There is a shortage of good quality housing which has in turn created a strong rental demand. Vacant properties do not stay on the market long, far from it, quite often there is no void period from completion, or between tenants. Very professional clientele working in the City means a need for good quality rentals.
London has great transport links, and is something that the government is investing a lot of money in to improve further (such as the Cross Rail scheme which will open up in 2019).
As the UK faces a period of moderating growth and uncertain politics, prime assets with attractive income profiles could prove scarce. The London property market provides just that. It is seen as a stable safe haven for many investors. A slowdown has taken place in the expensive inner London markets, while prices and transaction levels have held up in the outer zones. Some markets have rocketed off a low base because they have effectively been repriced, largely because of transport improvements and that ‘value for money’ appeal pushing further out.
London still has a strong position in anyone’s property portfolio; the price point is high but it is the Capital, and has proven over many decades (including times of economic uncertainty), that the market remains stable and has delivered consistent growth and rental yield.
BIRMINGHAM
Birmingham is one of Europe’s most vibrant cities and has become a highly sought-after city in the UK for property investment.
It’s financial centre will be home to HSBC and Deutsche Bank UK headquarters, plus it has many other house-hold names, such as Waterhouse Coopers (PWC), Pinsent Masons LLP, and the Midlands regional hub for HM Revenue and Customs (HMRC) to name a few.
Birmingham has active working canals and top-end shopping and entertainment districts. 2017 proved to be an exceptional year for occupier activity as both residential firms and new entrants vied for city centre space, with office take up increasing by 45%. Professional Services continue to form the largest source of demand with 30% take up, with the Royal Institute of Chartered Surveyors (RICS), Hogan Lovells, and Arcadis being other notable firms to take new space in 2017.

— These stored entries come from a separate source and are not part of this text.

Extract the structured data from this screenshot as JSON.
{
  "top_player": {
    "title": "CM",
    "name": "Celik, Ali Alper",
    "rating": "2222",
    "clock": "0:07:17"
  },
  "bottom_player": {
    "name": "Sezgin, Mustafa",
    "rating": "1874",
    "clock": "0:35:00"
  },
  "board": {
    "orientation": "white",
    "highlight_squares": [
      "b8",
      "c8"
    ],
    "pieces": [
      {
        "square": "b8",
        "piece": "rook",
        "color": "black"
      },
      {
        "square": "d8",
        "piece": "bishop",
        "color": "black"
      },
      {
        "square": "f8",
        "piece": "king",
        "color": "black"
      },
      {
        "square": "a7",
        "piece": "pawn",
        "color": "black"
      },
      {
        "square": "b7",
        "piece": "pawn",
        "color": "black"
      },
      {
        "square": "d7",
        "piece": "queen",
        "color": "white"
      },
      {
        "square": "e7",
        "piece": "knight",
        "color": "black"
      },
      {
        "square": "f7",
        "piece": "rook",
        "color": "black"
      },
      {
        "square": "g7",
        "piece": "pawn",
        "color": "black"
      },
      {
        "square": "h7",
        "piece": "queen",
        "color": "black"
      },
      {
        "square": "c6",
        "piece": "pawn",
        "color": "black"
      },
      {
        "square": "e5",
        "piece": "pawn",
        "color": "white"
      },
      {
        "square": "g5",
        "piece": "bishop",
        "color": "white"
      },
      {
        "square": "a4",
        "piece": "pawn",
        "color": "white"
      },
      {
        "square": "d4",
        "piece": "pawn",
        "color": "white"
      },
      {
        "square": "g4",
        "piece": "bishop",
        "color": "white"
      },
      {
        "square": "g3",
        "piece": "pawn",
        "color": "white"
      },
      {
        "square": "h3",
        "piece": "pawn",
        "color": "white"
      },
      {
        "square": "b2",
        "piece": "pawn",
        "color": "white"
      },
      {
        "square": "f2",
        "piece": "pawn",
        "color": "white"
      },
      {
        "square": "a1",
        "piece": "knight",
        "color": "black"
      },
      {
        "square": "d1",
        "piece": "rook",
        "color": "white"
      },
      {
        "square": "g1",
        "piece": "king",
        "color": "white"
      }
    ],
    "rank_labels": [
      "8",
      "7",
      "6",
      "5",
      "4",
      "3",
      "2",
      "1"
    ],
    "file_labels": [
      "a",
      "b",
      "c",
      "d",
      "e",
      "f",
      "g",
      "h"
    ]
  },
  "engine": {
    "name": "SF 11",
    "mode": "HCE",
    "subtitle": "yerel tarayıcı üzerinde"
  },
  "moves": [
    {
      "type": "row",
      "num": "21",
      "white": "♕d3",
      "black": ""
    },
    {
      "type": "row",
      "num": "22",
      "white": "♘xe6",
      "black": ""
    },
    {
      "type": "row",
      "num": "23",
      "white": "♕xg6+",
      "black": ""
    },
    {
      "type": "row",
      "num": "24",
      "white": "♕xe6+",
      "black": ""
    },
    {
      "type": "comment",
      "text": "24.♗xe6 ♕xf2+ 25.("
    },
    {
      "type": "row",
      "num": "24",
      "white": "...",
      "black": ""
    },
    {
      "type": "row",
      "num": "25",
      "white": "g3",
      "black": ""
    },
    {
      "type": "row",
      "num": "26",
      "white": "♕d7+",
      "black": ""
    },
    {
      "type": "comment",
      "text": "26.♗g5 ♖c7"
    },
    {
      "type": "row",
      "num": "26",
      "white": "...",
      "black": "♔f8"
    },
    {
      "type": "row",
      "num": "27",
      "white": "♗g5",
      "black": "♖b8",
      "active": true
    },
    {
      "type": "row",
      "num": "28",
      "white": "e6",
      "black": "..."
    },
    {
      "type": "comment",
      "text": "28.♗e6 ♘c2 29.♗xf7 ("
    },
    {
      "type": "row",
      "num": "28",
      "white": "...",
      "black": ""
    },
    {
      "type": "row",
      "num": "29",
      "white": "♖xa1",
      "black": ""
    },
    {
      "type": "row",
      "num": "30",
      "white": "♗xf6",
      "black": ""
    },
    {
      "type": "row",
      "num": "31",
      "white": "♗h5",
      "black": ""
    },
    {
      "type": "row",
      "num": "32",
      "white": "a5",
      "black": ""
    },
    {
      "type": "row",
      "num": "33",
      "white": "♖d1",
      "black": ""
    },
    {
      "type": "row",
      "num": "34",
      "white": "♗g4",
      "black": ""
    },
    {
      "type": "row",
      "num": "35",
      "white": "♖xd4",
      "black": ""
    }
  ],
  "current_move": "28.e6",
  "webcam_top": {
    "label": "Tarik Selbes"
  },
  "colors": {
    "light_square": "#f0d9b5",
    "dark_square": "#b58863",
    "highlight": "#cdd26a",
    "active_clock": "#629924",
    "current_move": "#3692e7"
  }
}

There is a debate about whether Birmingham remains Britain’s second city, but it’s certainly the second largest with almost 4.5 million people. One of the biggest developments happening in the city is the construction of the High-Speed Rail (HS2) providing access to London in 49 minutes (by 2026). A chronic shortage of rental accommodation is driving up property prices, with a ripple effect from the gentrified Jewellery Quarter. Birmingham is expected to have +23.5% estimated capital appreciation and +20% rental income growth expected from 2018 to 2022 (Knight Frank)
2017 has seen strong investor interest sustained, and with only the limited number of opportunities, particularly at the prime end, this has restricted the market and maintained demand.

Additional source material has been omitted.